Vögel in Erinnerung

BenjiBenji

geboren 2014 – seit 21.02.2015 hier – 08.03.2015 gestorben

Benji sollte der erste Partner von Elise werden. Er saß noch separat und sollte erst noch tierärztlich durchgecheckt werden, bevor er zu den anderen durfte. Doch nach gerade mal zwei Wochen, ist er ohne Voranzeichen plötzlich verstorben.

Du warst nur so kurze Zeit hier, dass ich nicht mal ein richtiges Bild von dir habe. Es tut mir so leid, dass dir nicht mehr Zeit gegönnt war, du warst doch noch so jung!

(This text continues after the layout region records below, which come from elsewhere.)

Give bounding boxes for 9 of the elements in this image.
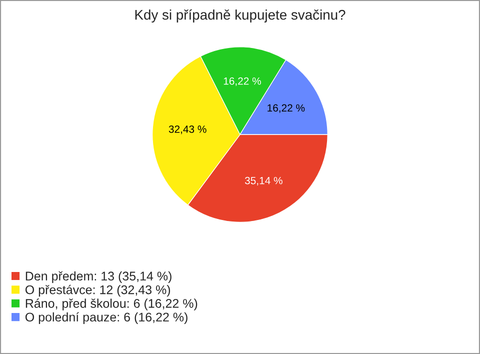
data-label: 32,43 %	[168, 125, 206, 134]
legend-label: O přestávce: 12 (32,43 %)	[25, 284, 170, 297]
data-label: 16,22 %	[224, 77, 261, 86]
legend-label: O polední pauze: 6 (16,22 %)	[25, 312, 188, 324]
data-label: 35,14 %	[244, 176, 282, 186]
data-label: 16,22 %	[268, 104, 305, 113]
legend-label: Den předem: 13 (35,14 %)	[26, 271, 172, 283]
chart-title: Kdy si případně kupujete svačinu?	[135, 9, 346, 22]
legend-label: Ráno, před školou: 6 (16,22 %)	[26, 298, 198, 310]
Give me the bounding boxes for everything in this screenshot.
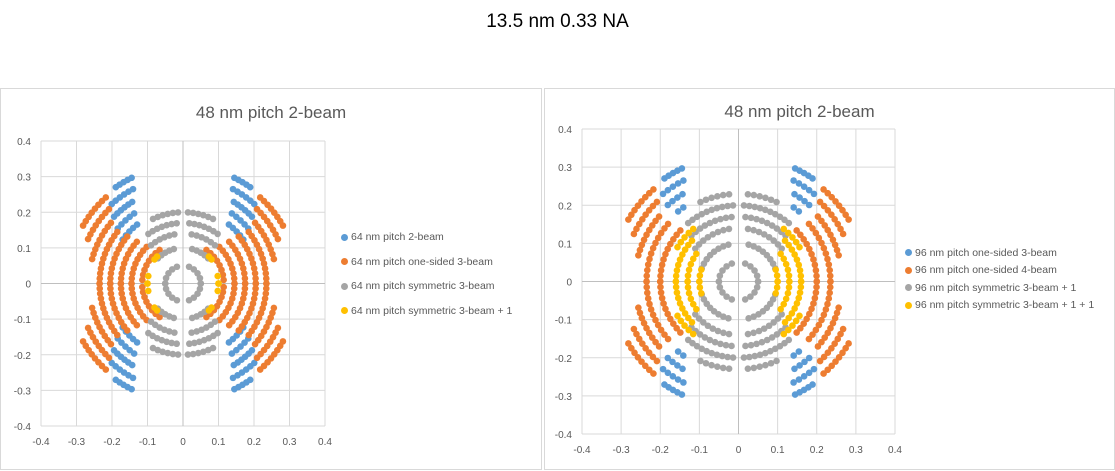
x-tick-label: 0.1 <box>771 445 785 456</box>
x-tick-label: -0.1 <box>139 437 157 448</box>
y-tick-label: 0.1 <box>17 244 31 255</box>
y-tick-label: -0.2 <box>14 351 32 362</box>
scatter-plot: -0.4 -0.3 -0.2 -0.1 0 0.1 0.2 0.3 0.4 0.4 0.3 0.2 0.… <box>14 137 333 448</box>
y-tick-label: 0.4 <box>17 137 31 148</box>
series-points <box>79 194 287 373</box>
legend-label: 64 nm pitch symmetric 3-beam + 1 <box>351 304 513 317</box>
y-tick-label: -0.1 <box>555 316 573 327</box>
y-tick-label: -0.3 <box>555 392 573 403</box>
series-points <box>108 174 258 393</box>
x-tick-label: -0.3 <box>613 445 631 456</box>
x-tick-label: -0.1 <box>691 445 709 456</box>
y-tick-label: 0.3 <box>558 163 572 174</box>
series-points <box>144 253 222 314</box>
x-tick-label: 0.3 <box>283 437 297 448</box>
y-tick-label: 0 <box>25 280 31 291</box>
y-tick-label: 0.2 <box>17 208 31 219</box>
x-tick-label: 0.2 <box>810 445 824 456</box>
legend-item: 64 nm pitch 2-beam <box>341 225 512 250</box>
x-tick-label: 0.3 <box>849 445 863 456</box>
y-tick-label: 0.1 <box>558 239 572 250</box>
chart-right: 48 nm pitch 2-beam -0.4 -0.3 -0.2 -0.1 0 0.1 0… <box>544 88 1115 470</box>
legend-label: 64 nm pitch symmetric 3-beam <box>351 280 495 293</box>
y-tick-label: -0.4 <box>14 422 32 433</box>
chart-title: 48 nm pitch 2-beam <box>195 103 347 122</box>
series-points <box>659 165 818 398</box>
legend-item: 96 nm pitch symmetric 3-beam + 1 <box>905 279 1094 297</box>
legend-item: 64 nm pitch symmetric 3-beam + 1 <box>341 299 512 324</box>
legend-marker-icon <box>341 307 348 315</box>
y-tick-label: 0 <box>566 278 572 289</box>
chart-title: 48 nm pitch 2-beam <box>724 102 875 121</box>
x-tick-label: -0.2 <box>103 437 121 448</box>
x-tick-label: 0 <box>180 437 186 448</box>
legend-marker-icon <box>905 266 912 274</box>
legend-item: 96 nm pitch one-sided 4-beam <box>905 262 1094 280</box>
y-tick-label: 0.2 <box>558 201 572 212</box>
y-tick-label: 0.4 <box>558 125 572 136</box>
page-title: 13.5 nm 0.33 NA <box>486 11 629 32</box>
legend-marker-icon <box>905 301 912 309</box>
legend-marker-icon <box>341 233 348 241</box>
legend-label: 96 nm pitch one-sided 4-beam <box>915 264 1057 277</box>
x-tick-label: -0.2 <box>652 445 670 456</box>
chart-legend: 96 nm pitch one-sided 3-beam 96 nm pitch … <box>905 244 1094 314</box>
x-tick-label: 0 <box>736 445 742 456</box>
legend-item: 96 nm pitch one-sided 3-beam <box>905 244 1094 262</box>
legend-label: 96 nm pitch one-sided 3-beam <box>915 246 1057 259</box>
x-tick-label: 0.4 <box>318 437 332 448</box>
y-tick-label: -0.4 <box>555 430 573 441</box>
legend-label: 96 nm pitch symmetric 3-beam + 1 <box>915 281 1077 294</box>
y-tick-label: -0.1 <box>14 315 32 326</box>
series-points <box>672 225 805 338</box>
legend-label: 64 nm pitch one-sided 3-beam <box>351 255 493 268</box>
legend-item: 96 nm pitch symmetric 3-beam + 1 + 1 <box>905 297 1094 315</box>
series-points <box>625 186 852 377</box>
x-tick-label: -0.3 <box>68 437 86 448</box>
legend-label: 96 nm pitch symmetric 3-beam + 1 + 1 <box>915 299 1095 312</box>
chart-legend: 64 nm pitch 2-beam 64 nm pitch one-sided … <box>341 225 512 323</box>
x-tick-label: -0.4 <box>573 445 591 456</box>
legend-marker-icon <box>905 249 912 257</box>
y-tick-label: -0.3 <box>14 386 32 397</box>
x-tick-label: -0.4 <box>32 437 50 448</box>
scatter-plot: -0.4 -0.3 -0.2 -0.1 0 0.1 0.2 0.3 0.4 0.4 0.3 0.2 0.… <box>555 125 903 456</box>
x-tick-label: 0.1 <box>212 437 226 448</box>
legend-item: 64 nm pitch one-sided 3-beam <box>341 250 512 275</box>
legend-item: 64 nm pitch symmetric 3-beam <box>341 274 512 299</box>
series-points <box>145 209 221 358</box>
x-tick-label: 0.4 <box>888 445 902 456</box>
x-tick-label: 0.2 <box>247 437 261 448</box>
series-points <box>684 190 793 373</box>
chart-left: 48 nm pitch 2-beam -0.4 -0.3 -0.2 -0.1 0 0.1 0… <box>0 88 542 470</box>
y-tick-label: -0.2 <box>555 354 573 365</box>
legend-marker-icon <box>341 258 348 266</box>
legend-label: 64 nm pitch 2-beam <box>351 231 444 244</box>
y-tick-label: 0.3 <box>17 173 31 184</box>
legend-marker-icon <box>341 282 348 290</box>
legend-marker-icon <box>905 284 912 292</box>
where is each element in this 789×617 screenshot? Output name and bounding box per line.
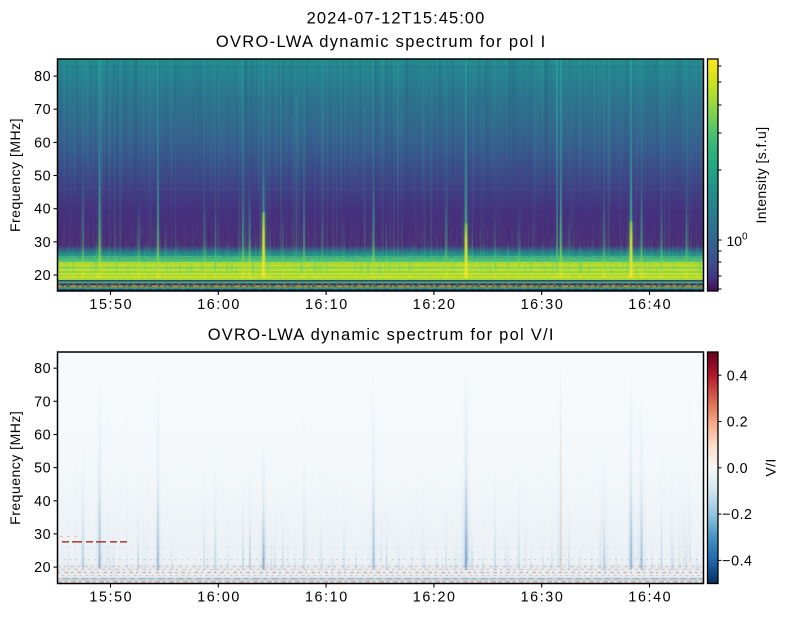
svg-text:16:20: 16:20	[413, 590, 457, 606]
svg-text:16:10: 16:10	[305, 297, 349, 313]
svg-text:0.2: 0.2	[727, 415, 748, 431]
svg-text:−0.4: −0.4	[722, 554, 752, 570]
svg-text:V/I: V/I	[763, 458, 779, 476]
svg-text:80: 80	[34, 69, 51, 85]
svg-text:60: 60	[34, 135, 51, 151]
svg-text:0.0: 0.0	[727, 461, 748, 477]
svg-text:40: 40	[34, 202, 51, 218]
svg-text:0.4: 0.4	[727, 368, 748, 384]
svg-text:Frequency [MHz]: Frequency [MHz]	[7, 118, 23, 232]
svg-text:70: 70	[34, 102, 51, 118]
svg-text:30: 30	[34, 527, 51, 543]
svg-text:16:40: 16:40	[628, 590, 672, 606]
svg-text:20: 20	[34, 268, 51, 284]
svg-text:2024-07-12T15:45:00: 2024-07-12T15:45:00	[307, 10, 486, 28]
svg-text:−0.2: −0.2	[722, 507, 752, 523]
svg-text:Intensity [s.f.u]: Intensity [s.f.u]	[753, 126, 769, 223]
svg-text:15:50: 15:50	[89, 297, 133, 313]
svg-text:16:00: 16:00	[197, 590, 241, 606]
svg-text:50: 50	[34, 169, 51, 185]
svg-text:50: 50	[34, 461, 51, 477]
svg-text:30: 30	[34, 235, 51, 251]
svg-text:OVRO-LWA dynamic spectrum for: OVRO-LWA dynamic spectrum for pol I	[216, 33, 547, 51]
svg-text:20: 20	[34, 560, 51, 576]
svg-text:16:10: 16:10	[305, 590, 349, 606]
svg-text:16:30: 16:30	[521, 297, 565, 313]
svg-text:16:30: 16:30	[521, 590, 565, 606]
svg-text:40: 40	[34, 494, 51, 510]
svg-text:15:50: 15:50	[89, 590, 133, 606]
svg-text:16:40: 16:40	[628, 297, 672, 313]
svg-text:16:20: 16:20	[413, 297, 457, 313]
svg-text:60: 60	[34, 428, 51, 444]
svg-text:OVRO-LWA dynamic spectrum for: OVRO-LWA dynamic spectrum for pol V/I	[208, 326, 555, 344]
svg-text:70: 70	[34, 394, 51, 410]
svg-text:80: 80	[34, 361, 51, 377]
svg-text:16:00: 16:00	[197, 297, 241, 313]
svg-text:Frequency [MHz]: Frequency [MHz]	[7, 411, 23, 525]
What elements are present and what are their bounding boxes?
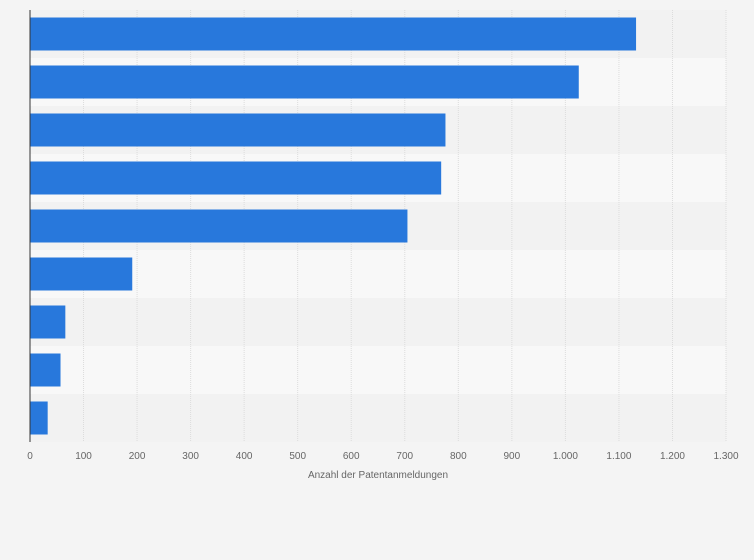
bar[interactable]	[30, 17, 637, 51]
bar[interactable]	[30, 401, 48, 435]
row-band	[30, 346, 726, 394]
x-tick-label: 800	[450, 451, 467, 462]
row-band	[30, 394, 726, 442]
x-tick-label: 200	[129, 451, 146, 462]
x-tick-label: 900	[504, 451, 521, 462]
bar[interactable]	[30, 113, 446, 147]
bar[interactable]	[30, 305, 66, 339]
x-tick-label: 400	[236, 451, 253, 462]
x-tick-label: 700	[396, 451, 413, 462]
x-tick-label: 600	[343, 451, 360, 462]
x-tick-label: 0	[27, 451, 33, 462]
x-tick-label: 1.200	[660, 451, 685, 462]
x-tick-label: 1.000	[553, 451, 578, 462]
x-tick-label: 500	[289, 451, 306, 462]
row-band	[30, 298, 726, 346]
bar[interactable]	[30, 257, 133, 291]
bars	[30, 17, 637, 435]
bar[interactable]	[30, 209, 408, 243]
x-axis-ticks: 0 100 200 300 400 500 600 700 800 900 1.000 1.100 1.…	[27, 451, 739, 462]
row-band	[30, 250, 726, 298]
x-tick-label: 1.300	[713, 451, 738, 462]
x-tick-label: 100	[75, 451, 92, 462]
bar[interactable]	[30, 65, 579, 99]
x-axis-title: Anzahl der Patentanmeldungen	[308, 470, 448, 481]
bar[interactable]	[30, 161, 442, 195]
bar[interactable]	[30, 353, 61, 387]
x-tick-label: 300	[182, 451, 199, 462]
x-tick-label: 1.100	[606, 451, 631, 462]
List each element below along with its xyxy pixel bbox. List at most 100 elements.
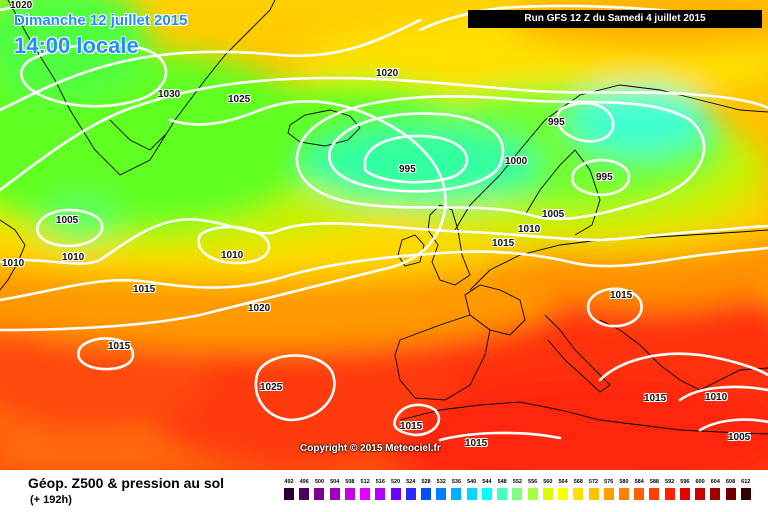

Nun fliege frei und gesund, mit vielen anderen Wellis durch das Regenbogenland!


HorstiHorsti

unbekannt – seit 26.04.2015 hier – 12.07.2015 gestorben

Horsti war nach Benji der erste Partner von Elise. Elise war ganz außer sich, dass endlich noch ein Wellensittich da war. Die beiden verstanden sich schon nach kurzer Zeit sehr gut. Sie waren zusammen wie Biene Maja und Willi.

Horsti sein rechtes Füsschen war behindert, er kam aber damit sehr gut zurecht. Von Anfang an, hatte er leider schon recht Probleme beim Atmen, aufgrund seiner Züchtung (Standardwellensittich). Dagegen konnte man aber nichts machen.

Mit Elise konnte er schon nach ein paar Tagen zu den Nymphensittichen vergesellschaftet werden. Er genoss die Freiflüge im Zimmer. Dabei musste ich besonders auf ihn achten, denn schnell hatte er keine Kraft mehr und sank oft auf den Boden.

Horsti, ich hoffe du bist so fit da wo du jetzt bist, dass du voller Kraft und Ausdauer dich durch die Lüfte schwingen kannst! Ich wünsche dir alles Gute, du bist immer in meinem Herzen!


Bonny_1Bonny

2003 – seit 12.03.2015 hier – 10.01.2016 gestorben

Bonny kam mit Clyde zu mir. Beide kamen aus schlechter Haltung. Warum sie teilweise keine Federn hatte, war nicht klar, sie sind auch nicht mehr nachgewachsen, Bonny kam aber damit gut zurecht und konnte auch fliegen.

Bonny war eine sehr, sehr liebe Maus. Sie war handzahm und saß gerne auf meiner Schulter. Nur anfassen durfte ich sie nicht, da quiekte sie zickig.

Bonny und Clyde bauten mehrmals ein Nestchen und Bonny legte mehrere Eier (die ich gegen Kunststoffeier tauschte).

Eines Tages saß Bonny mit einem blutenden Flügel da. Es war nicht klar, ob sie einen Streit gehabt und ob Clyde sie verletzt hatte. Allerdings sah die Verletzung tumorös aus, deshalb könnte es auch sein, sie hatte das schon viel länger, was mir einfach nicht aufgefallen war. Ich musste sie separat setzen, damit sie Ruhe hatte.

Mehrmals war ich mit ihr bei einer vogelkundigen Tierärztin. Allerdings schlug keine Behandlung an. Da Bonny und auch Clyde unter der Trennung litten, ließ ich sie hin und wieder kurz zusammen. Bonny kuschelte dann sofort unter Clydes Fügel, mir liefen die Tränen runter, weil ich ihr nicht helfen konnte.

Bonny, mein kleines Geierchen, wie ich dich liebevoll nannte, jetzt fliegst du wieder gesund und munter durch den Regenbogenhimmel! Ich werde immer an dich denken!